I've tried a handful 29er hardtails (Niner, Trek, Kona, Surly) - mixture of steel and Al - that can handle racks, but the Fargo has caught my imagination - or appealed to my comfort with drop bars.

I've located a medium V2 Fargo at a good price - it's 4-months old and was used for one ~500 mile bikepack - and may have a line on a 2010 V1 Fargo frame set. After reading your (GT's) and other reviews of the V1 and V2 Fargo, I'm inclined to think the V1 geometry would be more appealing, but I am also being told I'd be crazy to tackle the GDMBR with a rigid fork {this is where I fall victim to my ignorance as, other than my test rides of other 29ers, I've never ridden anything but a rigid fork).

If I were to go with the V1 Fargo and those voices counselling my ignorance turn out to be correct would it be possible to put something like a G2 suspension fork on the bike with less of an impact on the geometry than going to the V2 Fargo with its 45mm offset?

Where I have plenty of other on-road bikes, perhaps the V2 Fargo would be sufficient for my off-road touring needs ... is there really that much difference in long distance comfort between the two?

Guitar Ted said...

@Natty: I would opt for the V2 Fargo, if I were in your shoes. All my friends that have ridden both versions are saying the V2 is by far a better Fargo. I would especially think a crack at the Tour Divide would merit having a suspension fork and so the Fargo becomes a better choice for that in its newest incarnation.

Anonymous said...


Sounds like a little peace has been made with the v2 Fargo.

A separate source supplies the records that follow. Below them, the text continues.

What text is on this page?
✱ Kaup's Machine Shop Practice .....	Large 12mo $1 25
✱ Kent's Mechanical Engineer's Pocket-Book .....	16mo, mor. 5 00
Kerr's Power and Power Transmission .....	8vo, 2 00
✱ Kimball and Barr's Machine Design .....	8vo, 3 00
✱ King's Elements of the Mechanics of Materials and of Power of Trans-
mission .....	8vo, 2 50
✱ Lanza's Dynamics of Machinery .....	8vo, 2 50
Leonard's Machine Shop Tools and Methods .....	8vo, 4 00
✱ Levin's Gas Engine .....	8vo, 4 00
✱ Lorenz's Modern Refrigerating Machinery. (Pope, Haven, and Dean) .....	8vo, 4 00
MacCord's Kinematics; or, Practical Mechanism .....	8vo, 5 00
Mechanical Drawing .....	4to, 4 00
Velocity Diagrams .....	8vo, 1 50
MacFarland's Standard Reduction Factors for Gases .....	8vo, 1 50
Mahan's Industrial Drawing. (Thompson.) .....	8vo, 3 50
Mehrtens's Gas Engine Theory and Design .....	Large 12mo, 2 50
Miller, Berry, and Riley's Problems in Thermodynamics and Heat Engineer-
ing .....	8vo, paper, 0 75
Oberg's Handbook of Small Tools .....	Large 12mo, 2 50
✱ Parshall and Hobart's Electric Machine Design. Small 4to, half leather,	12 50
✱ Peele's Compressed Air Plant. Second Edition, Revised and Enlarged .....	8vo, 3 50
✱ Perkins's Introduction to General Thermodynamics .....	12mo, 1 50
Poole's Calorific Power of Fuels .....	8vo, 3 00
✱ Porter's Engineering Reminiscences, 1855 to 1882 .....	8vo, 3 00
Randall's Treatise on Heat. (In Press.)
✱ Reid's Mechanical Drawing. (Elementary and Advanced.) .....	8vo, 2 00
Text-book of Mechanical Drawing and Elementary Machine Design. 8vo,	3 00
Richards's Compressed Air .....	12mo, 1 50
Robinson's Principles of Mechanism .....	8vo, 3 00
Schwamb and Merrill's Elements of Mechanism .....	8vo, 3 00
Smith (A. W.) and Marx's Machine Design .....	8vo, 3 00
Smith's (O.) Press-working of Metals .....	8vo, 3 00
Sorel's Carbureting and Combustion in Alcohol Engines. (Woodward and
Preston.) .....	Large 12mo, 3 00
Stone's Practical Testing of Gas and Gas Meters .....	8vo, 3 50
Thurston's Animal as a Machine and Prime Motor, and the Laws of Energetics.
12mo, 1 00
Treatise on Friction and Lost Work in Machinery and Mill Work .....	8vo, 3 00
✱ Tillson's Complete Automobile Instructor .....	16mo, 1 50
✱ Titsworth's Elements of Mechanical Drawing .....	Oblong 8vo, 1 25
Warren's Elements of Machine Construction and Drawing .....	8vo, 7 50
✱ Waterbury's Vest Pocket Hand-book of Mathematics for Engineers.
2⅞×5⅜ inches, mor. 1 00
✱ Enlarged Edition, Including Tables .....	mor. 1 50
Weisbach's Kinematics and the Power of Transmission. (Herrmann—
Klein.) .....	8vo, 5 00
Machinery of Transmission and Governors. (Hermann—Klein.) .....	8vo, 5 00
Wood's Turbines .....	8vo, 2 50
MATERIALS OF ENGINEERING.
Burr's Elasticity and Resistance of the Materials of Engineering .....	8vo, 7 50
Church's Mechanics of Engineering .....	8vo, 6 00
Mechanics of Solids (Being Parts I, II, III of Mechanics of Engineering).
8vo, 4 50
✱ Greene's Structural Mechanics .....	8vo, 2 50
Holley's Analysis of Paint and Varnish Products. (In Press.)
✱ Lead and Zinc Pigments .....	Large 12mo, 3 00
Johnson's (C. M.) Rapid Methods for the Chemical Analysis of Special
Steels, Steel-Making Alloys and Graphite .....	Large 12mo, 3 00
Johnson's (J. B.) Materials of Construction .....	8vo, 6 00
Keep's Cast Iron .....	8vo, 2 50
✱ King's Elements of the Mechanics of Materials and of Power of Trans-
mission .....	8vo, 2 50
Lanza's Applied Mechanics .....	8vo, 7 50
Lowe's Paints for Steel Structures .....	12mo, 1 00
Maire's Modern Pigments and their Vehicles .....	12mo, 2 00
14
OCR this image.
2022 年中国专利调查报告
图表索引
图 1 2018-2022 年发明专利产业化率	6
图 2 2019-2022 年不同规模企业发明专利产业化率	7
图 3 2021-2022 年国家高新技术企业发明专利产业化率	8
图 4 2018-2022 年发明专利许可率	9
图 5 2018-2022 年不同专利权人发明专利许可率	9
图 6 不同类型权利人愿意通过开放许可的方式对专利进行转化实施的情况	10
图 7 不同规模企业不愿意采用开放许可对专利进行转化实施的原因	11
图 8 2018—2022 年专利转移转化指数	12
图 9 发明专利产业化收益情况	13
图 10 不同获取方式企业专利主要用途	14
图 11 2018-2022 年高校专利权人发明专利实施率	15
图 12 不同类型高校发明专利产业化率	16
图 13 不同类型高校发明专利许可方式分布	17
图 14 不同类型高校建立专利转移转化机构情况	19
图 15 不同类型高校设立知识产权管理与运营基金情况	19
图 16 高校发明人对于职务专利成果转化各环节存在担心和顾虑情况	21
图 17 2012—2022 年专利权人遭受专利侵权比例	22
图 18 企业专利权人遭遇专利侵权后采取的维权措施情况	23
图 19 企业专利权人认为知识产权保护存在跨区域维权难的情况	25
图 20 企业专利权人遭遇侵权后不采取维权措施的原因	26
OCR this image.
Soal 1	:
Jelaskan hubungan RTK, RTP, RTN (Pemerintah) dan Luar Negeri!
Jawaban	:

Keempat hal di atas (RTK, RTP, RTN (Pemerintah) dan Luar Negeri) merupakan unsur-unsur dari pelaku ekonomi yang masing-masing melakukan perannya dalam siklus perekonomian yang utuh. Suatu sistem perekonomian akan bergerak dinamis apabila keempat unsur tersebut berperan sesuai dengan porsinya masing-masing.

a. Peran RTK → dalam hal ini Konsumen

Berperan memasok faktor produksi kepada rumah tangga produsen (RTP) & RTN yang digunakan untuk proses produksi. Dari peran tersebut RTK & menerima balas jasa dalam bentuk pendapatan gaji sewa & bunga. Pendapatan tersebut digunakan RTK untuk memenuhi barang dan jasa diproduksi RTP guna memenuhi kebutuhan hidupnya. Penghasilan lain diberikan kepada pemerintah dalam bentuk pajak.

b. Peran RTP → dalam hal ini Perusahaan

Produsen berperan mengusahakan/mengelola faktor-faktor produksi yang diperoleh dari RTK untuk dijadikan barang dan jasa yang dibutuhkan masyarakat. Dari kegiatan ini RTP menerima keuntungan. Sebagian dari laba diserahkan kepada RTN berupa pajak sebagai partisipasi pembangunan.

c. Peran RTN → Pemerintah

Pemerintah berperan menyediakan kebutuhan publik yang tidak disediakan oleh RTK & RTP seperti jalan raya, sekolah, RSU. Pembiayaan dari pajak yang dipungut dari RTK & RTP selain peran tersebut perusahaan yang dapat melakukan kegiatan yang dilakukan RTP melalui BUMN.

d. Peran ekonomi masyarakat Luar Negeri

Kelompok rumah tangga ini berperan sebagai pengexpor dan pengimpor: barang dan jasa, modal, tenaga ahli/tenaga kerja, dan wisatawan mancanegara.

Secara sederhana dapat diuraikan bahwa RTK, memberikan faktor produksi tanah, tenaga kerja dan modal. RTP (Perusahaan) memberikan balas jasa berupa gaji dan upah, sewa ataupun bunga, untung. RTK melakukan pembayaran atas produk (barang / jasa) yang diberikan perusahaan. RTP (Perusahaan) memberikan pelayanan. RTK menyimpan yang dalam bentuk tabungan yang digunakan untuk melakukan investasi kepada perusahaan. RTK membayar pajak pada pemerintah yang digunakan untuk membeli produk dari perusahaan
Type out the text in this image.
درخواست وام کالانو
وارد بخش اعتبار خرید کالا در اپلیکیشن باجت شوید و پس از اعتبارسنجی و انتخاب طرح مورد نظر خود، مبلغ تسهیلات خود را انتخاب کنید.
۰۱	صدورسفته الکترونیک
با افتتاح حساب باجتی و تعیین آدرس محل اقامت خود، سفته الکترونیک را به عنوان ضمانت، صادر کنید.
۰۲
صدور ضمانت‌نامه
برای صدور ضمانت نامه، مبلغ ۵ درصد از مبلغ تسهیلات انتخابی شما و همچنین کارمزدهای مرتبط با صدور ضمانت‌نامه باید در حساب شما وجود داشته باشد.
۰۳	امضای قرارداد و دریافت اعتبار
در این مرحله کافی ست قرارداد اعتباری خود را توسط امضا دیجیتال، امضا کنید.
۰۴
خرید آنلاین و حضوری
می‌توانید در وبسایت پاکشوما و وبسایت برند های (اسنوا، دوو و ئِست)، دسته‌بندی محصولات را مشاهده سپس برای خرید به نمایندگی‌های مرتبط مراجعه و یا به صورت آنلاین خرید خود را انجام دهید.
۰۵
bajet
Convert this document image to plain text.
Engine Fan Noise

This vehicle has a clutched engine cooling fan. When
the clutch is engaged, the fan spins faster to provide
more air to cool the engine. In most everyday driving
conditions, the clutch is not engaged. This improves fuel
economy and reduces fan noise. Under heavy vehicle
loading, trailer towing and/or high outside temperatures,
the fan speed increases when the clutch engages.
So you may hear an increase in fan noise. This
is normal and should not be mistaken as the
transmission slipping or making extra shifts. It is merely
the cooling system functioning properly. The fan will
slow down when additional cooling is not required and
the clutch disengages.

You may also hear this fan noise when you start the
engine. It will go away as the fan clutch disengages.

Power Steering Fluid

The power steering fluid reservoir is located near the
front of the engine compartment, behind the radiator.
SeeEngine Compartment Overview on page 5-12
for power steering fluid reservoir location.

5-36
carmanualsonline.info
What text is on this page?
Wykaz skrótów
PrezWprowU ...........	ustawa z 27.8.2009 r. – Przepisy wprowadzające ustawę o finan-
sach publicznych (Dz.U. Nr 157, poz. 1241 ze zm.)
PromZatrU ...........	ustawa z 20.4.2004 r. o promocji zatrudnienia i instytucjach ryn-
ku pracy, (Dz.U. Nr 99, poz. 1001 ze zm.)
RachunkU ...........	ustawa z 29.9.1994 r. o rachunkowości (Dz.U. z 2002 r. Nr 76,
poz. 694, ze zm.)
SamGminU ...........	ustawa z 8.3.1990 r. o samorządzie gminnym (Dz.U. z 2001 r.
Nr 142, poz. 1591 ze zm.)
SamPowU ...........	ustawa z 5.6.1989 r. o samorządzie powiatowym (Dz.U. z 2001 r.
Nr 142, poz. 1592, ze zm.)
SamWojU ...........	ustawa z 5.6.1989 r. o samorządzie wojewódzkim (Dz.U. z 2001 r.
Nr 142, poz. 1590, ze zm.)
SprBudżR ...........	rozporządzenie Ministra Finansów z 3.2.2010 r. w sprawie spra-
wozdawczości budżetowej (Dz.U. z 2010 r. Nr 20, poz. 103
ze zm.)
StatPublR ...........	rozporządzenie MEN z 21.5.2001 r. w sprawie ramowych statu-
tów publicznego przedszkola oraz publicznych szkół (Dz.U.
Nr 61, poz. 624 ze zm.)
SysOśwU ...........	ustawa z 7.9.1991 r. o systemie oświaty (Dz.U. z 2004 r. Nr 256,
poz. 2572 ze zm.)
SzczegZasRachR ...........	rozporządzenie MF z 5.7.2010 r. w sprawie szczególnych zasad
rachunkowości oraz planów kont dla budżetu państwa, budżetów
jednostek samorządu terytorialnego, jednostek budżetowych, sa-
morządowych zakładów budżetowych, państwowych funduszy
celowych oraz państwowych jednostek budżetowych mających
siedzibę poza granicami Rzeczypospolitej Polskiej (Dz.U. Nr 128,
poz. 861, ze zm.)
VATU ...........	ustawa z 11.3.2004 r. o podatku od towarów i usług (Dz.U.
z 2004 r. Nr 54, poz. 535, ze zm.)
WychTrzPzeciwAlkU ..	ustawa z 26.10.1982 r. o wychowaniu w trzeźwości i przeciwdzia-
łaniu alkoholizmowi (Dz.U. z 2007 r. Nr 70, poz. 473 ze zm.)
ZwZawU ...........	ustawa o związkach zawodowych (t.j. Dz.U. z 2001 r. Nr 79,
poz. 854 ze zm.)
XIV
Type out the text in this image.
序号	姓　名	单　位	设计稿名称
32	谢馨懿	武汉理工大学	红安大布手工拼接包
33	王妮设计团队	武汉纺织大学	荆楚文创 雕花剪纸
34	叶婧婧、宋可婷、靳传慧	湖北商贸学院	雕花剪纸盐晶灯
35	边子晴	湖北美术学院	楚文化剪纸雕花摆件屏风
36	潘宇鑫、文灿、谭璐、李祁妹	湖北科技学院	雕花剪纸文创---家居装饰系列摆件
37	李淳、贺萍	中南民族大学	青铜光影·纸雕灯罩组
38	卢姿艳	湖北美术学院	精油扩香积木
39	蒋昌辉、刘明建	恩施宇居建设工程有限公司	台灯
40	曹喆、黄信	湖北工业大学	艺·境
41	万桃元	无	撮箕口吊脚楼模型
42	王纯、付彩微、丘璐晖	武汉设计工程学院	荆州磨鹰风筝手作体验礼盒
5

I'll probably give the V2 a go, the opportunity (price) is too good to pass-up. It's a complete build, but I'm a little unsure on the 2x10 drive train and road brifters for off-road touring ... the chain is getting awful light. I have an old 3x9 drive train that may find its way on the bike.

I'll probably still keep hunting for a v1 frame just to satisfy my curiosity ... though I have now figured out, I wrote my numbers down incorrectly and a G2 fork won't work on that frame.

Thanks for taking the time and I;ll continue to follow the blogs to see what new adventures and information are to be had.